In order to qualify for that adjustment, the customer must have at least 12 months’ worth of water billing history. Customers may request an administrative adjustment only once every 24 months, according to the resolution.

If the director of the water utility decides that a customer’s high usage is more likely related to the customer’s actions or omissions, the utility may refuse to allow the customer to have an administrative adjustment.

For those customers who do receive an administrative adjustment, the utility will credit the account for 50 percent of the excess usage above the customer’s normal usage, the resolution says.

Anders told the Austin Monitor, “Last summer, we had significant high bills, and a lot of those were resolved. People would call in, and we would do our investigation, and we would say, ‘You’re complaining about 40,000 gallons this year, but you used 40,000 gallons last year.’ So those folks don’t get anything. … So that’s just our standard process.

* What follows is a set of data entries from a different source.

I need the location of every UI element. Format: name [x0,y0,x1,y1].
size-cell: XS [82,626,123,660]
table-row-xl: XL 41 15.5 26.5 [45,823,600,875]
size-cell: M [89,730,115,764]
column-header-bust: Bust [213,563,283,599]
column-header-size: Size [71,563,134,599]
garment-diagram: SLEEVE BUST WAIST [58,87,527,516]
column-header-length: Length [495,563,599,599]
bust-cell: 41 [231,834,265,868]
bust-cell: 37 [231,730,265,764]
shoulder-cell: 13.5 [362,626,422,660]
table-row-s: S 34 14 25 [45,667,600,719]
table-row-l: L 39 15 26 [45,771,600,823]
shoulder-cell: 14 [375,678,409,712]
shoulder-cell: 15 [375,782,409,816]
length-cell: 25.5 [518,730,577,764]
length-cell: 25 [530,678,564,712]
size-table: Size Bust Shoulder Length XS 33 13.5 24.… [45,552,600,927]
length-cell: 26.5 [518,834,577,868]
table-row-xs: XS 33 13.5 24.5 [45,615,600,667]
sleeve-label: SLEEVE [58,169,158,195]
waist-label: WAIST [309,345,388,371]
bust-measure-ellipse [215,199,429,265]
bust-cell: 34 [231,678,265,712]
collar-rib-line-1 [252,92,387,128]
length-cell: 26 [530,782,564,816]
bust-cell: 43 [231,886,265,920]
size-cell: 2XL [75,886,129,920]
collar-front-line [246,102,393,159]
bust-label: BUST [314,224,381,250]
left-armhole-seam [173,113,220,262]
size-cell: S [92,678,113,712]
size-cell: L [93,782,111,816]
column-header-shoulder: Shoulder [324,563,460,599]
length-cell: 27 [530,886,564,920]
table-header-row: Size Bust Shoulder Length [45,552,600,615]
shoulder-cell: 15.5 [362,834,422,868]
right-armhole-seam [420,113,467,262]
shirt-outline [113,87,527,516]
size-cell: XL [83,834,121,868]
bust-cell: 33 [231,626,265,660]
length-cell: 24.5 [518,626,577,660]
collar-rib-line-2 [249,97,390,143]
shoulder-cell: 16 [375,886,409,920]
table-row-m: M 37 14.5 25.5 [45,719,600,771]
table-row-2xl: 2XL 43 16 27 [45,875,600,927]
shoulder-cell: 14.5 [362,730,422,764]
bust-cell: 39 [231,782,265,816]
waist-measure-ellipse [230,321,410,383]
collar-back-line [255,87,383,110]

“But there are some (instances) where people would say, ‘I don’t have an irrigation system; I don’t have a pool; I was gone for two weeks of the month. I normally use 2,000 gallons a month, but I used 50,000 this time.’ And they were before Council and before the public utilities committee trying to get some kind of relief. And sometimes we went through all that investigation, and we couldn’t explain it,” said Anders.

“There’s been an administrative policy in place for a long time. This just tweaks that policy a little bit to provide a better process, so when over-usage is unexplained and we can’t understand what to do or why it happened, it gives us an ability to do an adjustment – as opposed to forcing the customer through the hearings process,” Anders said.

The utility can treat the excessive bill like a leak adjustment, giving the customer a 50 percent credit and charging the other 50 percent at a flat rate, as opposed to the higher rate customers are charged when they use a lot of water, Anders explained. The customer would fill out a form and sign an affidavit saying that he did not use the water.

In addition to helping customers, the new process will also save the utility some money, according to Anders. He pointed out that lawyers working on the administrative hearings charge $400 an hour and that the system is backed up with people wanting a hearing. The number of people requesting the procedure has spiked in the last year, Anders said, with as many as 70 customers waiting for hearings. Eliminating some of those hearings will save the city money, he said.

Austin Water is basing its new administrative policy on a similar policy used by Houston. Last year, about 2,000 customers in Houston used this process, according to Austin Water Director Greg Meszaros. Austin has a much smaller customer base and can expect many fewer people to use its new program, he said.

Troxclair’s co-sponsors include Council members Ann Kitchen, Delia Garza and Don Zimmerman. If Council approves the resolution, the water utility will work on the administrative process and take it before the Water and Wastewater Commission before bringing it back to Council for final approval, Meszaros said.